The two houses still have to merge those two bills, and that may not be easy, given that Democratic leaders are at loggerheads over whether to include the Medicare reform proposal in the final bill.
‘The clock is ticking’
As if that alone wouldn’t make it difficult enough to reauthorize the program by the Sept. 30 deadline, Bush has threatened to veto either version of the bill.
“As a general matter, the legislation is structured in a way that clearly favors government-run health care over private health insurance,” the Bush administration said in a statement about the House version of the bill. “The result of this approach would be a dramatic encroachment of governmentrun health care resulting in lower quality and fewer choices.”
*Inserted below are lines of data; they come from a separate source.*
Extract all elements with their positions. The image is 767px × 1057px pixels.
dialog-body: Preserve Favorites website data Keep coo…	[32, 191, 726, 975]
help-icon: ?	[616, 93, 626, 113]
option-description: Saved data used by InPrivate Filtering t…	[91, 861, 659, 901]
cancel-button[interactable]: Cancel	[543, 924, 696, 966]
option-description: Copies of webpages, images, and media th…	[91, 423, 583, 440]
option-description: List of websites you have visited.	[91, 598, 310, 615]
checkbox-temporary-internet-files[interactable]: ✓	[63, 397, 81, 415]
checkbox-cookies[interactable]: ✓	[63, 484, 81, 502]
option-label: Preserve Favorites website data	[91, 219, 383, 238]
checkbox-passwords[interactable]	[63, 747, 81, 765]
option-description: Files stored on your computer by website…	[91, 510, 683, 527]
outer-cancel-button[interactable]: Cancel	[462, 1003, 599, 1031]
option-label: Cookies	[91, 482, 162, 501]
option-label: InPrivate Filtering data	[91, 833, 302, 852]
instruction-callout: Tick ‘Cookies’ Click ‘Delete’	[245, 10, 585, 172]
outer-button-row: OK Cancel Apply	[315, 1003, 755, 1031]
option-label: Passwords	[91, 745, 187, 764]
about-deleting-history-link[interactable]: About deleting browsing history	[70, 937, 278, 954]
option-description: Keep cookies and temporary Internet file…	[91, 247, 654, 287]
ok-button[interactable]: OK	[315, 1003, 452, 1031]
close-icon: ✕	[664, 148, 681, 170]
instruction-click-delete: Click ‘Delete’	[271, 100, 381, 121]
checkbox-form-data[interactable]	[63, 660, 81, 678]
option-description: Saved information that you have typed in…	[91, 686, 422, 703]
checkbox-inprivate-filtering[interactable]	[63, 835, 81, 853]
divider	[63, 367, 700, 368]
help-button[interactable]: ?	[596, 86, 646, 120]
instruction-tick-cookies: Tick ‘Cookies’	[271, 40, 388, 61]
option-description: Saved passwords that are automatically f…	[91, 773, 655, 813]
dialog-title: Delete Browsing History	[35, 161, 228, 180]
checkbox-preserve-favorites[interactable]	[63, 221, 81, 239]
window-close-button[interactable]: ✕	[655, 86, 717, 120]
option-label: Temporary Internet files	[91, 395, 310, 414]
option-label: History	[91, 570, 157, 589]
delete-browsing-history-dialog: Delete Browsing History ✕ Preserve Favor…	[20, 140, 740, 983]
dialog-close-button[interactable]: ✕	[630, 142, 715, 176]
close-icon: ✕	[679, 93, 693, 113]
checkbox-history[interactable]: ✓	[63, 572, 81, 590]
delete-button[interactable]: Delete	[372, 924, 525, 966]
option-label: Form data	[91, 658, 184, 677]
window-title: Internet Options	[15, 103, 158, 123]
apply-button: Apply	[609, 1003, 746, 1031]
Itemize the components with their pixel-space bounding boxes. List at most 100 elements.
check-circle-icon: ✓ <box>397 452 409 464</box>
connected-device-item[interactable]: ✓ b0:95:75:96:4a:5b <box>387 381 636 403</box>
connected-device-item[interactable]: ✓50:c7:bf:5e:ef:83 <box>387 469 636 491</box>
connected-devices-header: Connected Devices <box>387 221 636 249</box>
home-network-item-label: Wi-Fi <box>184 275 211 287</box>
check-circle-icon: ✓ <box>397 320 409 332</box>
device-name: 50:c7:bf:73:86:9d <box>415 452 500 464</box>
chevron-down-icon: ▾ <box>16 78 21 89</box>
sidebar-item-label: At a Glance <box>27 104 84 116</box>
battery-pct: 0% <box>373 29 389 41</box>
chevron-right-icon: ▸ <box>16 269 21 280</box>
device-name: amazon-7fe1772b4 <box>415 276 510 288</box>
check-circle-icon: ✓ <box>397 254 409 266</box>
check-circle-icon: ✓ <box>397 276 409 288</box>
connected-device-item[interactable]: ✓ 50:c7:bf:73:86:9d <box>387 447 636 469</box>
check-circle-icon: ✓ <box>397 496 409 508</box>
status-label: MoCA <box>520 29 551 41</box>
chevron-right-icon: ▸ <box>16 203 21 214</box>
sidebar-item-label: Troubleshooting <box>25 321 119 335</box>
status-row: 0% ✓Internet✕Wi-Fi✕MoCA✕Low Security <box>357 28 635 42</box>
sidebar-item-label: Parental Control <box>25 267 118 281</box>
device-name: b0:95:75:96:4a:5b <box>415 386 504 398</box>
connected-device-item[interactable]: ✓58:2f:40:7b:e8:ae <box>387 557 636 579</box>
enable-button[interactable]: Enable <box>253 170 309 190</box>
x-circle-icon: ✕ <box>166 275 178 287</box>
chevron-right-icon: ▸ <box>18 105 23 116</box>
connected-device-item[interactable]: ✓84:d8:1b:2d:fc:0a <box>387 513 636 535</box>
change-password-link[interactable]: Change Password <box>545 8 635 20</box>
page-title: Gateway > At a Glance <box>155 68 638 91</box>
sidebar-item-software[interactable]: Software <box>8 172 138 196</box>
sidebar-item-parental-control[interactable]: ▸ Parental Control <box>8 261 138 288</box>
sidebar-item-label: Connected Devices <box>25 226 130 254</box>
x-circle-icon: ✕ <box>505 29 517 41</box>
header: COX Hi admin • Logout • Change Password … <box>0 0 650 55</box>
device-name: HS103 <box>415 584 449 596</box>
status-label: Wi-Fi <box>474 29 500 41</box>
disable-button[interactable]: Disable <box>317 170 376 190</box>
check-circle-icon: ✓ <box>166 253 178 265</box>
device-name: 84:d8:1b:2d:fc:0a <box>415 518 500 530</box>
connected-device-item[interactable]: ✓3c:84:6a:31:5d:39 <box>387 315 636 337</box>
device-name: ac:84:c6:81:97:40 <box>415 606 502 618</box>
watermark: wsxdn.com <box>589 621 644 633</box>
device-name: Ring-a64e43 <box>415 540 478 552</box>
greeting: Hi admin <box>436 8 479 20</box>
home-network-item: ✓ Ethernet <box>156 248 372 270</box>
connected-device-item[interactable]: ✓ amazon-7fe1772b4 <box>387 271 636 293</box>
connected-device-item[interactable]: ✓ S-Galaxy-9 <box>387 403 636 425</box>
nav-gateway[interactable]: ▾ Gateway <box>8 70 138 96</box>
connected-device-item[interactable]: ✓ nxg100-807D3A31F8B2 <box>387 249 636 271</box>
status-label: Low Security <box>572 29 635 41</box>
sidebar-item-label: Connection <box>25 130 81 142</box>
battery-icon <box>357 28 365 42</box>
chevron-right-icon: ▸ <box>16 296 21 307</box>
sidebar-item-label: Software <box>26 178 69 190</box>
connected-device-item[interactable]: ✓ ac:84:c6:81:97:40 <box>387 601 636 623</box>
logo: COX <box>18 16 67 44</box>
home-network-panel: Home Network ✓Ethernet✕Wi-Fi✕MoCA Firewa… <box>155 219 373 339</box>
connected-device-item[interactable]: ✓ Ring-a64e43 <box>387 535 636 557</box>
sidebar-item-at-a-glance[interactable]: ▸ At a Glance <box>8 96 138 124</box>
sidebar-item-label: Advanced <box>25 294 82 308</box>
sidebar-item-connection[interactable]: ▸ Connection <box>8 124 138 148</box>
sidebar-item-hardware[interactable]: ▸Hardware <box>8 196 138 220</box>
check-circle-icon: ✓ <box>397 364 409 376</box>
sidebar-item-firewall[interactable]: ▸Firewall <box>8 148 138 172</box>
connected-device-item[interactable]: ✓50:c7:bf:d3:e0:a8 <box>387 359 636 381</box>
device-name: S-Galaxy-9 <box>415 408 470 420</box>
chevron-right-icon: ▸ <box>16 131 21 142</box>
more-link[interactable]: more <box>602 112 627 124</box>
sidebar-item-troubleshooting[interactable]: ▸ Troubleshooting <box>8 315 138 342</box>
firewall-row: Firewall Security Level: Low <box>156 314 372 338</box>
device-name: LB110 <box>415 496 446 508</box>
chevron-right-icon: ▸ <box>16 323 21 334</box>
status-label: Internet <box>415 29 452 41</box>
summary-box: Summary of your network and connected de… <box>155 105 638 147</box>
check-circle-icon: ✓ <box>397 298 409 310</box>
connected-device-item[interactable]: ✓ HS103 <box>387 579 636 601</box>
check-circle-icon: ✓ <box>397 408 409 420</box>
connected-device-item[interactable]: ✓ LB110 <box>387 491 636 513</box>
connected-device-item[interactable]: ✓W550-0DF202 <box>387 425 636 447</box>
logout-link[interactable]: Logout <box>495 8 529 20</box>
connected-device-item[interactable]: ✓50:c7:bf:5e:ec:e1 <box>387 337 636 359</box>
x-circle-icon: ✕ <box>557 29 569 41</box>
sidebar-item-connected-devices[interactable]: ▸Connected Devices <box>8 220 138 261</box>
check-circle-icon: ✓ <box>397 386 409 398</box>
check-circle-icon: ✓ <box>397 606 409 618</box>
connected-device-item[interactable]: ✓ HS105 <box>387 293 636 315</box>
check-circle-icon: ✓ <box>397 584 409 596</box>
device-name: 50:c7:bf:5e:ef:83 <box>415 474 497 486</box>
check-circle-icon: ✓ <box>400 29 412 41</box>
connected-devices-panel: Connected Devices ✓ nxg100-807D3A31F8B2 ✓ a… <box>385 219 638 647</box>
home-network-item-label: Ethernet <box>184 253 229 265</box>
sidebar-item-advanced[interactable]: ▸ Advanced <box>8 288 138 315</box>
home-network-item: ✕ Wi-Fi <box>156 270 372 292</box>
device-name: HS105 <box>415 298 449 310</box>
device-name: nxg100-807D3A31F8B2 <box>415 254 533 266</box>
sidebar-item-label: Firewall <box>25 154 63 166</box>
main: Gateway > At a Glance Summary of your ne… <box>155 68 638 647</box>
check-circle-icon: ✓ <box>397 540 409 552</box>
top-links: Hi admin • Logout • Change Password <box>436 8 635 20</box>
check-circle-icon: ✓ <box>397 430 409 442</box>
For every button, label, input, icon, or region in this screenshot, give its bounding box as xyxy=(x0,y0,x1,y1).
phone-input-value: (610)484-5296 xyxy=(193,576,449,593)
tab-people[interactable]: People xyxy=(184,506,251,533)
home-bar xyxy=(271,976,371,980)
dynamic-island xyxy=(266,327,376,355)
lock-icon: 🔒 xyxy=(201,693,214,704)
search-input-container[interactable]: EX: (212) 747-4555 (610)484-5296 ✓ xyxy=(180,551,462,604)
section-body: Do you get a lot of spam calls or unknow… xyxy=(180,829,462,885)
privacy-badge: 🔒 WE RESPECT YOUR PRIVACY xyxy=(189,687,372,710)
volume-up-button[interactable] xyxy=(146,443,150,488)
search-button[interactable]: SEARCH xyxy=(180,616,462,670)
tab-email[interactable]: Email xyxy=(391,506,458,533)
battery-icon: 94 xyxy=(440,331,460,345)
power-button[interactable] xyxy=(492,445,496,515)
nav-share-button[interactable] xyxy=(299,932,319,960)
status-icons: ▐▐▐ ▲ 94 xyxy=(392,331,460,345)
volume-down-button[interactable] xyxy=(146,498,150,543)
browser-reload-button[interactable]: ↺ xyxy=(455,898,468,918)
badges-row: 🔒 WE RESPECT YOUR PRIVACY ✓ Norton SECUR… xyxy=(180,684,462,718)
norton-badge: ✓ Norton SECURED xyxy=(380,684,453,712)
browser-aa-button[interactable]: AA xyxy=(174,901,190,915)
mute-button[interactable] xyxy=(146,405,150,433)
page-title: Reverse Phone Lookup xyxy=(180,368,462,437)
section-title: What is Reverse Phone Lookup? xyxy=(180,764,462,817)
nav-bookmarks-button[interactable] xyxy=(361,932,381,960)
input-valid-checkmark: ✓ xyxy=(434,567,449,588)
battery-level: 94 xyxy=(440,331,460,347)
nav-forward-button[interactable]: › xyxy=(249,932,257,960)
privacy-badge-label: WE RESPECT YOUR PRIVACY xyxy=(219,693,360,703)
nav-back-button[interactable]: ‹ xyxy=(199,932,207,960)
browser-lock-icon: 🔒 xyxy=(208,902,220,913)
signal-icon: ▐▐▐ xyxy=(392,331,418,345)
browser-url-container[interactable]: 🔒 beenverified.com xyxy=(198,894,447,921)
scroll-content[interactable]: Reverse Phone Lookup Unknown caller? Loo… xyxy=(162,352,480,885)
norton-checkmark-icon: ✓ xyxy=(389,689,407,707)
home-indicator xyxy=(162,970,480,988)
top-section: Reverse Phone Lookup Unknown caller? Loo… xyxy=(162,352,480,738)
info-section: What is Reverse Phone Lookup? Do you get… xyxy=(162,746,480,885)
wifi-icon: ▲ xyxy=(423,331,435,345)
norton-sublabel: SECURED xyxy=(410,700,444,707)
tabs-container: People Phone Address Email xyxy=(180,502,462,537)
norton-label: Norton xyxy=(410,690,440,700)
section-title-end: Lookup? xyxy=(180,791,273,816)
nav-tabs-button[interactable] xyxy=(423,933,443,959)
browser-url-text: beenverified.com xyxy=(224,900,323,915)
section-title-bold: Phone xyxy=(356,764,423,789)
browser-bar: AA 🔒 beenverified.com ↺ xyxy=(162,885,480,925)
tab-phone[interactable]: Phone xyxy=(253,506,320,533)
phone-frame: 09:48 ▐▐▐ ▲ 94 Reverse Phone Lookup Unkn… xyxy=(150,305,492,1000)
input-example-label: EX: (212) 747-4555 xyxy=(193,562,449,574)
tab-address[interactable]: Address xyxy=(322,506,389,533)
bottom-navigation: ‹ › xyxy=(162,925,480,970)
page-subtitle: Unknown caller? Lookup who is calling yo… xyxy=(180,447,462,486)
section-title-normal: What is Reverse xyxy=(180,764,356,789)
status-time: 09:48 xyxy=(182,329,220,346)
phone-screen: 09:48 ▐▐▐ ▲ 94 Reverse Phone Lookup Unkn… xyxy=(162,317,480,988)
Given that the House and the Senate are divided and the president is opposed to what both are doing on the issue, supporters of the program are getting nervous as the Sept. 30 deadline approaches.
“It’s the typical congressional situation where there’s lots of intensity on both sides of the issue and the clock is ticking,” said Dennis Whalen, Gov. Eliot L. Spitzer’s deputy secretary for health and human services.
Slaughter said, though, that Congress and the president are not likely to let the program expire. Instead, all sides will likely agree on a temporary extension of the program while the debate on its long-term future — and the debate over the government’s proper role in health care — continues.
Kelly Scozzaro has strong feelings on the fact that Congress and the president have not been able to agree on how to reauthorize the program. “I think it’s ridiculous,” she said.